Es ist eine Weltsicht, die auf Intoleranz gegen jegliche Vielfalt beruht, wenn damit nicht die Vielfalt der kolonisierten Bevölkerungsgruppen Russlands gemeint ist, die vornehmlich in den Krieg geschickt werden. Homophobie ist ein Eckpfeiler der heutigen offiziellen russischen Ideologie und der Patriarch der russisch-orthodoxen Kirche bezeichnet den völkermörderischen Krieg als »militärische Spezialoperation« und »heiligen Krieg«.
Für mich ist klar, dass wir, die Ukrainer, nicht nur die Werte der Ukraine, sondern aller Menschen verteidigen, die in Freiheit, Kooperation, Solidarität und gegenseitigem Respekt vor der Würde des anderen leben wollen, auch wenn es Meinungsverschiedenheiten und Konflikte gibt.
Krieg gegen den »verkommenen liberalen Westen«
Die russische Propaganda hat nie ein Geheimnis daraus gemacht, dass der Krieg, den der Kreml führt, nicht nur gegen die Ukraine gerichtet ist; dass es sich um einen Krieg gegen das handelt, was sie den »verkommenen liberalen Westen« nennen. Es ist ein Krieg der Werte. Es ist ein Krieg, in dem selbsternannte Hüter traditioneller Werte (was auch immer das sein mag) versuchen, jene Gesellschaften, die nach Freiheit streben, daran zu »erinnern«, dass sie sich »auf einem falschen Weg« befinden.

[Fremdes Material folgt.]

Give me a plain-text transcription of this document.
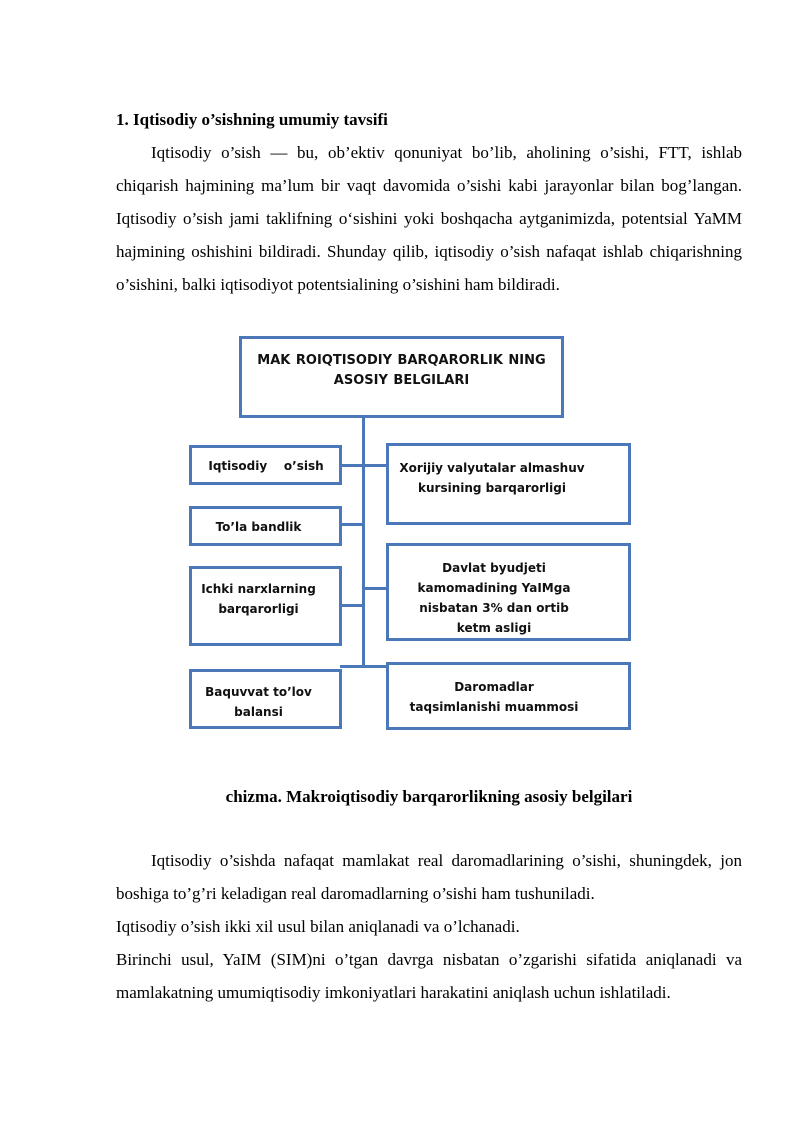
1. Iqtisodiy o’sishning umumiy tavsifi

Iqtisodiy o’sish — bu, ob’ektiv qonuniyat bo’lib, aholining o’sishi, FTT, ishlab chiqarish hajmining ma’lum bir vaqt davomida o’sishi kabi jarayonlar bilan bog’langan. Iqtisodiy o’sish jami taklifning o‘sishini yoki boshqacha aytganimizda, potentsial YaMM hajmining oshishini bildiradi. Shunday qilib, iqtisodiy o’sish nafaqat ishlab chiqarishning o’sishini, balki iqtisodiyot potentsialining o’sishini ham bildiradi.

MAK ROIQTISODIY BARQARORLIK NING ASOSIY BELGILARI
Iqtisodiy    o’sish
To’la bandlik
Ichki narxlarning barqarorligi
Baquvvat to’lov balansi
Xorijiy valyutalar almashuv kursining barqarorligi
Davlat byudjeti kamomadining YaIMga nisbatan 3% dan ortib ketm asligi
Daromadlar taqsimlanishi muammosi
chizma. Makroiqtisodiy barqarorlikning asosiy belgilari

Iqtisodiy o’sishda nafaqat mamlakat real daromadlarining o’sishi, shuningdek, jon boshiga to’g’ri keladigan real daromadlarning o’sishi ham tushuniladi.

Iqtisodiy o’sish ikki xil usul bilan aniqlanadi va o’lchanadi.

Birinchi usul, YaIM (SIM)ni o’tgan davrga nisbatan o’zgarishi sifatida aniqlanadi va mamlakatning umumiqtisodiy imkoniyatlari harakatini aniqlash uchun ishlatiladi.
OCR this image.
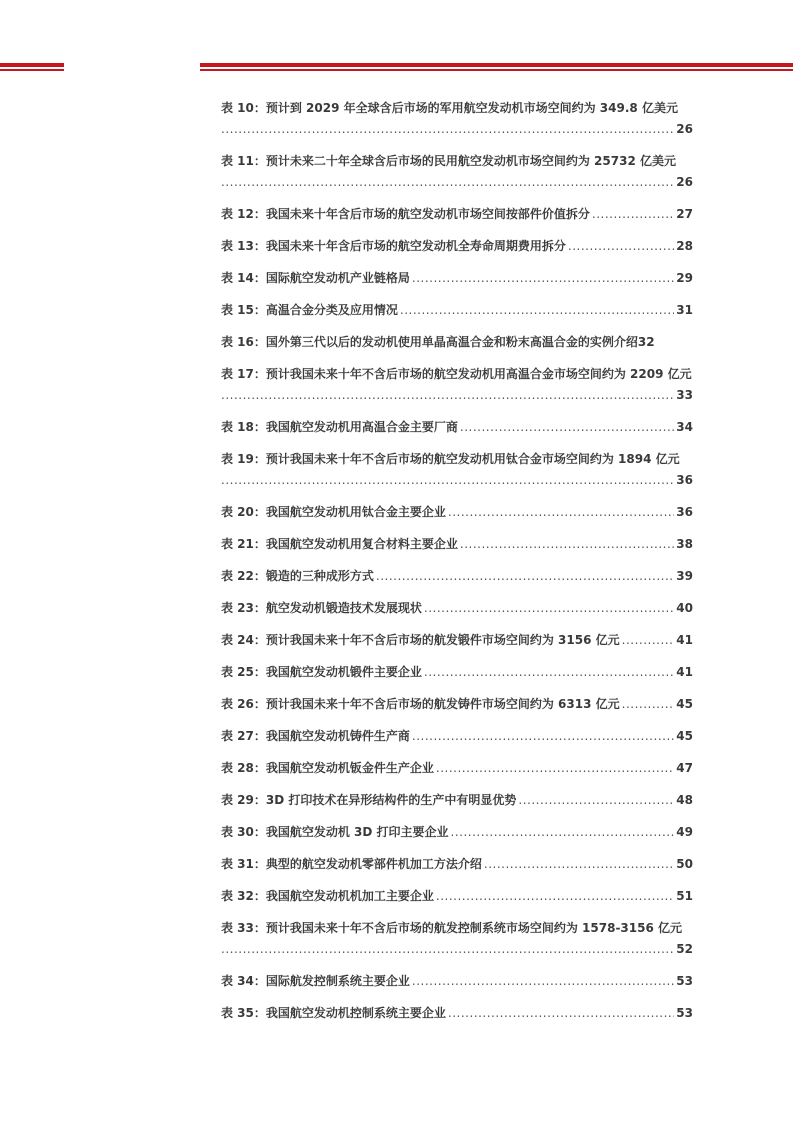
表 10：预计到 2029 年全球含后市场的军用航空发动机市场空间约为 349.8 亿美元
.....
26
表 11：预计未来二十年全球含后市场的民用航空发动机市场空间约为 25732 亿美元
.....
26
表 12：我国未来十年含后市场的航空发动机市场空间按部件价值拆分 .....	27
表 13：我国未来十年含后市场的航空发动机全寿命周期费用拆分 .....	28
表 14：国际航空发动机产业链格局 .....	29
表 15：高温合金分类及应用情况 .....	31
表 16：国外第三代以后的发动机使用单晶高温合金和粉末高温合金的实例介绍32
表 17：预计我国未来十年不含后市场的航空发动机用高温合金市场空间约为 2209 亿元
.....
33
表 18：我国航空发动机用高温合金主要厂商 .....	34
表 19：预计我国未来十年不含后市场的航空发动机用钛合金市场空间约为 1894 亿元
.....
36
表 20：我国航空发动机用钛合金主要企业 .....	36
表 21：我国航空发动机用复合材料主要企业 .....	38
表 22：锻造的三种成形方式 .....	39
表 23：航空发动机锻造技术发展现状 .....	40
表 24：预计我国未来十年不含后市场的航发锻件市场空间约为 3156 亿元 .....	41
表 25：我国航空发动机锻件主要企业 .....	41
表 26：预计我国未来十年不含后市场的航发铸件市场空间约为 6313 亿元 .....	45
表 27：我国航空发动机铸件生产商 .....	45
表 28：我国航空发动机钣金件生产企业 .....	47
表 29：3D 打印技术在异形结构件的生产中有明显优势 .....	48
表 30：我国航空发动机 3D 打印主要企业 .....	49
表 31：典型的航空发动机零部件机加工方法介绍 .....	50
表 32：我国航空发动机机加工主要企业 .....	51
表 33：预计我国未来十年不含后市场的航发控制系统市场空间约为 1578-3156 亿元
.....
52
表 34：国际航发控制系统主要企业 .....	53
表 35：我国航空发动机控制系统主要企业 .....	53
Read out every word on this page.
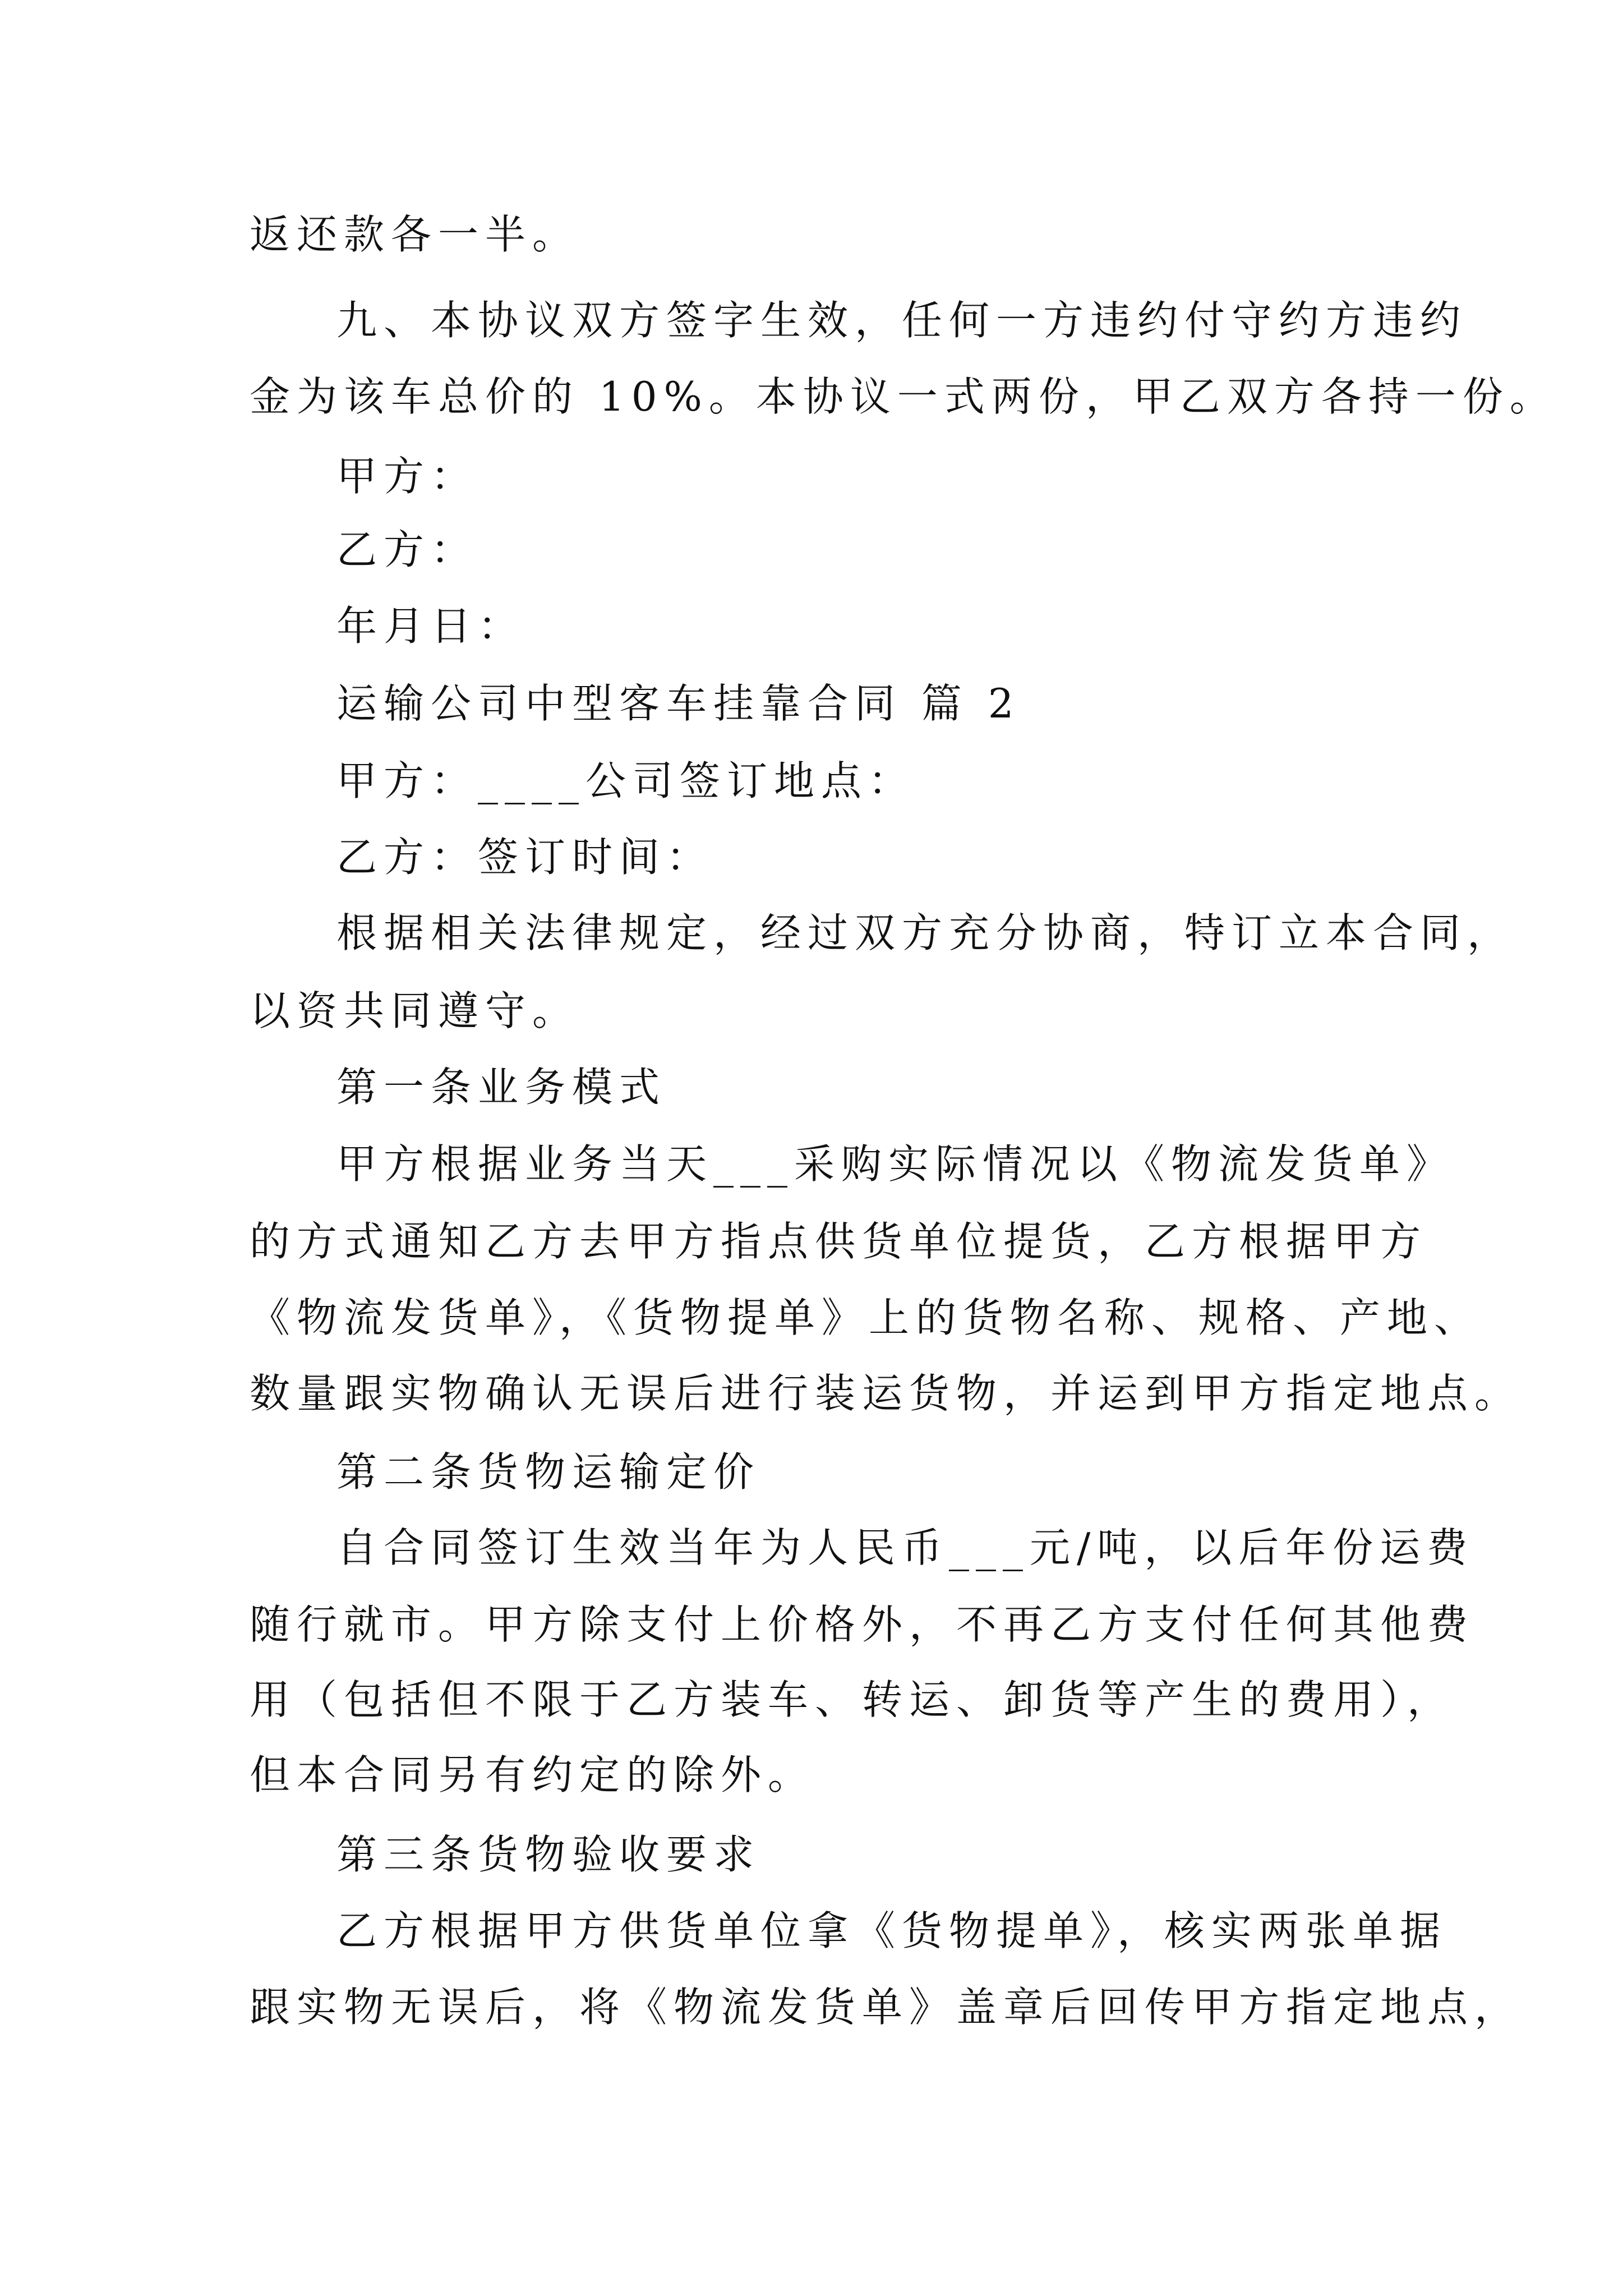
返还款各一半。

九、本协议双方签字生效，任何一方违约付守约方违约

金为该车总价的 10%。本协议一式两份，甲乙双方各持一份。

甲方：

乙方：

年月日：

运输公司中型客车挂靠合同 篇 2

甲方：____公司签订地点：

乙方：签订时间：

根据相关法律规定，经过双方充分协商，特订立本合同，

以资共同遵守。

第一条业务模式

甲方根据业务当天___采购实际情况以《物流发货单》

的方式通知乙方去甲方指点供货单位提货，乙方根据甲方

《物流发货单》，《货物提单》上的货物名称、规格、产地、

数量跟实物确认无误后进行装运货物，并运到甲方指定地点。

第二条货物运输定价

自合同签订生效当年为人民币___元/吨，以后年份运费

随行就市。甲方除支付上价格外，不再乙方支付任何其他费

用（包括但不限于乙方装车、转运、卸货等产生的费用），

但本合同另有约定的除外。

第三条货物验收要求

乙方根据甲方供货单位拿《货物提单》，核实两张单据

跟实物无误后，将《物流发货单》盖章后回传甲方指定地点，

Sie tun das, indem sie einmarschieren und diejenigen töten und inhaftieren, die nicht mit ihnen übereinstimmen. Es ist also keine Überraschung, dass Ukrainer an der Front kämpfen in der Überzeugung, dass sie nicht nur die Ukraine verteidigen, sondern auch Europa und alle Gesellschaften, die versuchen, nach demokratischen Prinzipien zu leben, die auf den Werten der Freiheit und der Achtung der Menschenwürde beruhen.
Wie ich bereits erwähnt habe, habe ich eine Welt von innen gesehen, in der die Freiheit des Einzelnen verlacht, die Menschenwürde missachtet, das humanitäre Völkerrecht begraben wird und nur das Recht des Stärkeren gelten soll, auch international.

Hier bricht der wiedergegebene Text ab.